What is session in Java? [duplicate]

Answer 1

I suggest you read a tutorial on Java sessions. Each user gets a different HttpSession object, based on a JSESSIONID request/response parameter that the Java web server sends to the browser. So every user can have an attribute with the same name, and the value stored for this attribute will be different for all users.

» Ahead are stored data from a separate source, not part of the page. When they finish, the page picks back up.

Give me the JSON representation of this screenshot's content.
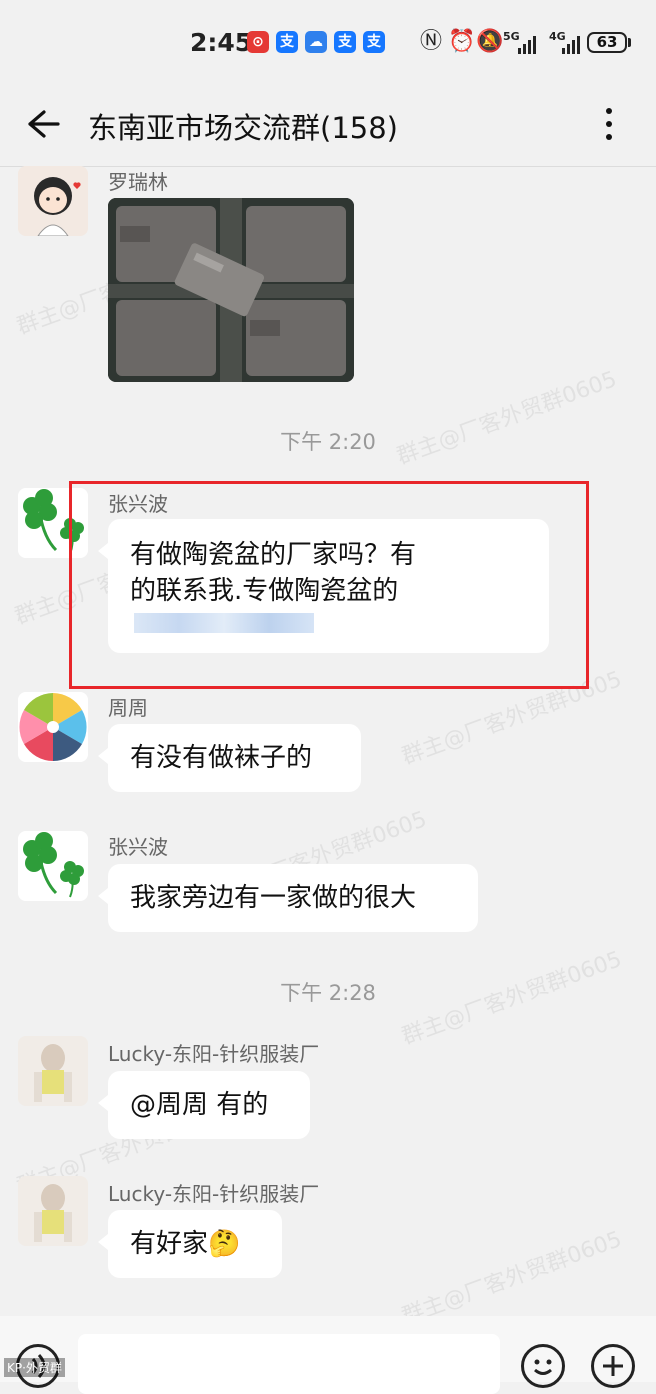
{
  "status_bar": {
    "time": "2:45",
    "network_1": "5G",
    "network_2": "4G",
    "battery": "63",
    "app_icons": [
      "red-app-icon",
      "alipay-icon",
      "cloud-icon",
      "alipay-icon",
      "alipay-icon"
    ],
    "system_icons": [
      "nfc-icon",
      "alarm-icon",
      "mute-icon"
    ]
  },
  "header": {
    "title": "东南亚市场交流群(158)",
    "back_icon": "arrow-left-icon",
    "more_icon": "more-vertical-icon"
  },
  "messages": [
    {
      "sender": "罗瑞林",
      "type": "image",
      "avatar": "cartoon-girl-avatar"
    },
    {
      "time": "下午 2:20"
    },
    {
      "sender": "张兴波",
      "type": "text",
      "lines": [
        "有做陶瓷盆的厂家吗？有",
        "的联系我.专做陶瓷盆的"
      ],
      "avatar": "clover-avatar"
    },
    {
      "sender": "周周",
      "type": "text",
      "text": "有没有做袜子的",
      "avatar": "color-fan-avatar"
    },
    {
      "sender": "张兴波",
      "type": "text",
      "text": "我家旁边有一家做的很大",
      "avatar": "clover-avatar"
    },
    {
      "time": "下午 2:28"
    },
    {
      "sender": "Lucky-东阳-针织服装厂",
      "type": "text",
      "text": "@周周 有的",
      "avatar": "blurred-avatar"
    },
    {
      "sender": "Lucky-东阳-针织服装厂",
      "type": "text",
      "text": "有好家",
      "emoji": "🤔",
      "avatar": "blurred-avatar"
    }
  ],
  "watermark": "群主@厂客外贸群0605",
  "input_bar": {
    "voice_icon": "voice-icon",
    "emoji_icon": "smiley-icon",
    "add_icon": "plus-icon",
    "corner_tag": "KP·外贸群"
  },
  "colors": {
    "highlight": "#e8262a",
    "background": "#f1f1f1",
    "bubble": "#ffffff"
  }
}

Also, WebContextFactory and WebContext are DWR classes that provide an easy way to get the servlet parameters.

Answer 2

Your basic servlet is going to look like

public class MyServlet{

public doGet(HttpServletRequest req, HttpServletResponse res){
//Parameter true: 
//    create session if one does not exist. session should never be null 
//Parameter false: 
//    return null if there is no session, used on pages where you want to 
//    force a user to already have a session or be logged in
//only need to use one of the two getSession() options here. 
//Just showing both for this test
HttpSession sess = req.getSession(true);
HttpSession sess2 = req.getSession(false); 

//set an Attribute in the request. This can be used to pass new values
//to a forward or to a JSP
req.setAttribute("myVar", "Hello World");
}

}

There is no need to set any attribute names for your session that is already done. As others have suggested in other answers, use cookies or URL re-writing to store the sessionID for you.

When you are dealing with the DWR WebContext, it is simply doing the same thing as above, just normally the Request object isn't passed into the method, so you use the WebContext to get that request for you

public class DWRClass {
 public doSomething(){
WebContext ctx = WebContextFactory.get();
HttpServletRequest req = ctx.getHttpServletRequest();
HttpSession sess = req.getSession(); //no parameter is the same as passing true

//Lets set another attribute for a forward or JSP to use
ArrayList<Boolean> flags = new ArrayList<Boolean>();
req.setAttribute("listOfNames", flags);
}
}

Answer 3

As I understand it, your concerns are about separation of the different users when storing things in the HttpSession.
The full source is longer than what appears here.